# Built a custom snowboard workbench



## tecknojoe (Jan 6, 2008)

$75 for 2 freaking vises WITHOUT suction cups to hold the board down when scraping?! NO! I just bought some metal brackets, 4 suction cups, and some screws, then screwed a bunch of 2x4s to my garage storage desk. VIOLA! $13 snowboard bench that allows edge work, waxing, and scraping WITHOUT the board going all over the place or hurting the hell out of my knees. My buddy(another forum member) came over and we waxed on the bench for the first time tonight with music and beers, it works like a charm. I would highly suggest doing this, it's WELL worth the $13. I just can't justify 2 pieces of plastic costing $75. ABSOLUTELY ridiculous. CHEERS! :dunno:

O yea and long live my Never Summer System 151cm. 5 years, over 100 days ridden, and still counting :laugh:


----------



## SchultzLS2 (Jan 10, 2010)

thats pretty ghetto but a good improv.


----------



## linvillegorge (Jul 6, 2009)

Man, the word "custom" sure does get tossed around pretty casually these days...


----------



## SchultzLS2 (Jan 10, 2010)

linvillegorge said:


> Man, the word "custom" sure does get tossed around pretty casually these days...


Wezt Coast, Yo


----------



## krazykunuck (Feb 18, 2010)

great idea, but i would call it quickly put together and in bad taste, but in the end if it works it works (sorry diesel mechanic and i do custom work to machines so i am very picky about looks, because of the customer)


----------



## The_Guchi (Nov 1, 2009)

linvillegorge said:


> Man, the word "custom" sure does get tossed around pretty casually these days...


yep custom... lol
(not in my car)


----------



## The_Guchi (Nov 1, 2009)

but really i would love to have that in my garage right now... (the bench)


----------



## krazykunuck (Feb 18, 2010)

i'm going to puke at that, ugh, i swear people should have to take a test to buy stuff, another to install it, and also one to reproduce.


----------



## tecknojoe (Jan 6, 2008)

wow I don't care how it looks, I care that it works. It makes board work so much easier. And by using the word "custom", I just meant I built what I needed, not "super-fly-wezt-coazt-customs-mtv-chromed-out-bull-shit".


----------



## Slinky (Nov 11, 2009)

tecknojoe said:


> wow I don't care how it looks, I care that it works. It makes board work so much easier. And by using the word "custom", I just meant I built what I needed, not "super-fly-wezt-coazt-customs-mtv-chromed-out-bull-shit".


as long as it works! 

just say its your prototype and sell the idea for "1 million dollars" (in my best doctor evil voice)


----------



## SchultzLS2 (Jan 10, 2010)

tecknojoe said:


> wow I don't care how it looks, I care that it works. It makes board work so much easier. And by using the word "custom", I just meant I built what I needed, not "super-fly-wezt-coazt-customs-mtv-chromed-out-bull-shit".

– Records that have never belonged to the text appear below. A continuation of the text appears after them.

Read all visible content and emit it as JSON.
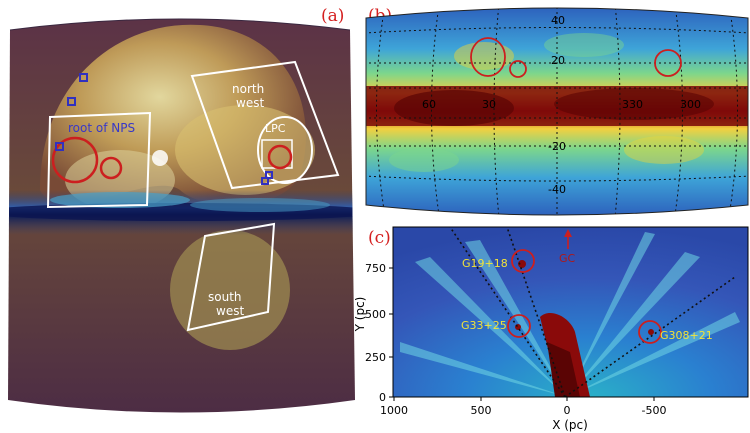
{
  "panel_a": {
    "label": "(a)",
    "regions": {
      "root_nps": "root of NPS",
      "north_west_line1": "north",
      "north_west_line2": "west",
      "lpc": "LPC",
      "south_west_line1": "south",
      "south_west_line2": "west"
    }
  },
  "panel_b": {
    "label": "(b)",
    "lat_labels": [
      "40",
      "20",
      "-20",
      "-40"
    ],
    "lon_labels": [
      "60",
      "30",
      "330",
      "300"
    ]
  },
  "panel_c": {
    "label": "(c)",
    "xlabel": "X (pc)",
    "ylabel": "Y (pc)",
    "x_ticks": [
      "1000",
      "500",
      "0",
      "-500"
    ],
    "y_ticks": [
      "0",
      "250",
      "500",
      "750"
    ],
    "gc_label": "GC",
    "sources": [
      {
        "name": "G19+18"
      },
      {
        "name": "G33+25"
      },
      {
        "name": "G308+21"
      }
    ]
  },
  "colors": {
    "panel_label": "#d42020",
    "circle_red": "#cc1f1f",
    "source_label": "#f2e33a"
  }
}
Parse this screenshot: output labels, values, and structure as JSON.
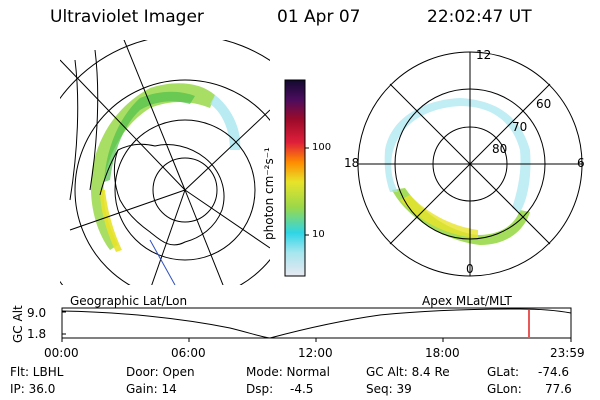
{
  "header": {
    "title": "Ultraviolet Imager",
    "date": "01 Apr 07",
    "time": "22:02:47 UT"
  },
  "colorbar": {
    "label": "photon cm⁻²s⁻¹",
    "ticks": [
      "100",
      "10"
    ],
    "scale": "log",
    "colors": [
      "#e8e8f0",
      "#a6e6ef",
      "#2fd5e6",
      "#9ad84a",
      "#e8e32a",
      "#ff8c00",
      "#e0203a",
      "#9b0a2a",
      "#4b0c5e",
      "#120a30"
    ]
  },
  "maps": {
    "left_label": "Geographic Lat/Lon",
    "right_label": "Apex  MLat/MLT",
    "mlt_labels": [
      "12",
      "18",
      "6",
      "0"
    ],
    "mlat_labels": [
      "60",
      "70",
      "80"
    ]
  },
  "altitude_plot": {
    "ylabel": "GC Alt",
    "yticks": [
      "9.0",
      "1.8"
    ],
    "xticks": [
      "00:00",
      "06:00",
      "12:00",
      "18:00",
      "23:59"
    ],
    "current_time": "22:02",
    "line_color": "#e02020"
  },
  "footer": {
    "filter": "Flt: LBHL",
    "ip": "IP: 36.0",
    "door": "Door: Open",
    "gain": "Gain: 14",
    "mode": "Mode: Normal",
    "dsp_label": "Dsp:",
    "dsp_value": "-4.5",
    "gc_alt": "GC Alt: 8.4 Re",
    "seq": "Seq: 39",
    "glat_label": "GLat:",
    "glat_value": "-74.6",
    "glon_label": "GLon:",
    "glon_value": "77.6"
  }
}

Haha don't get so offended. You asked and people responded. I build a ton of racks in my line of work to hang all sorts of stuff from so my ideas are a lil more complex than 2x4's. Thats alright though because if thats what works for you and you like it, then have at it. Your goin function > form obviously.


----------



## Leo (Nov 24, 2009)

Let me just say, the little suction cups to hold the board for waxing is ingenious!


----------



## SchultzLS2 (Jan 10, 2010)

Leo said:


> Let me just say, the little suction cups to hold the board for waxing is ingenious!


hahaha you can accredit that to the Burton vices that are $75.


----------



## Leo (Nov 24, 2009)

SchultzLS2 said:


> hahaha you can accredit that to the Burton vices that are $75.


Ah, I did not know that.

Then I'm going to have to go with ghetto too :laugh:

Still 200% better than what I have... which is nothing.


----------



## tooscoops (Aug 17, 2007)

yeah, i'm still using knees... the music and beer part is there though. meh.. it works. if i had space, i'd probably do the same type of thing.. simple for the win.


----------



## SPAZ (May 2, 2009)

linvillegorge said:


> Man, the word "custom" sure does get tossed around pretty casually these days...





SchultzLS2 said:


> Wezt Coast, Yo


i just coughed up cranberry juice laughing my head off :laugh:


The_Guchi said:


> yep custom... lol
> (not in my car)


dude whered ya get that pic of my sisters jetta? whaaaa? 


The_Guchi said:


> but really i would love to have that in my garage right now... (the bench)


i love how you had to add "the bench" into that post.


tecknojoe said:


> wow I don't care how it looks, I care that it works. It makes board work so much easier. And by using the word "custom", I just meant I built what I needed, not "super-fly-wezt-coazt-customs-mtv-chromed-out-bull-shit".


word!


----------



## lcstriker07 (Oct 20, 2008)

Damn, talk about harsh on this guy. I think thats bad ass. I'd sure as hell buy that set up for 13 dollars as long as i knew the suction cups would hold and the screw heads couldn't possibly touch the top sheet. Much respect man, all I use is a corner cabinet that i took the counter off of. My bindings fit perfectly inside it and it gives plenty of support at the tips when scraping out that far.


----------



## tecknojoe (Jan 6, 2008)

I like page 2 of this thread better :laugh:

The suction cups are surprisingly strong, didn't budge at all. and I haven't hit the screw heads yet. The large nubb on the base of the suction cup rests above the screw head so I don't think that'll be an issue.

I just googled the burton vice grips and yea same damn thing. I haven't seen vise grips with the suction cups lately, a lot of them are just padded rubber(which I always thought was stupid). I got the suction cup idea from my brother's vice grips like 7 years ago... donno what brand

And yea I didn't feel like making something pretty and elaborate, but my knees are thanking me for not doing it on the ground anymore. extra wood lying around the house - FTW :laugh:


----------



## Mr. Polonia (Apr 5, 2009)

haha good job McGuyver

I just use my dining room chairs


----------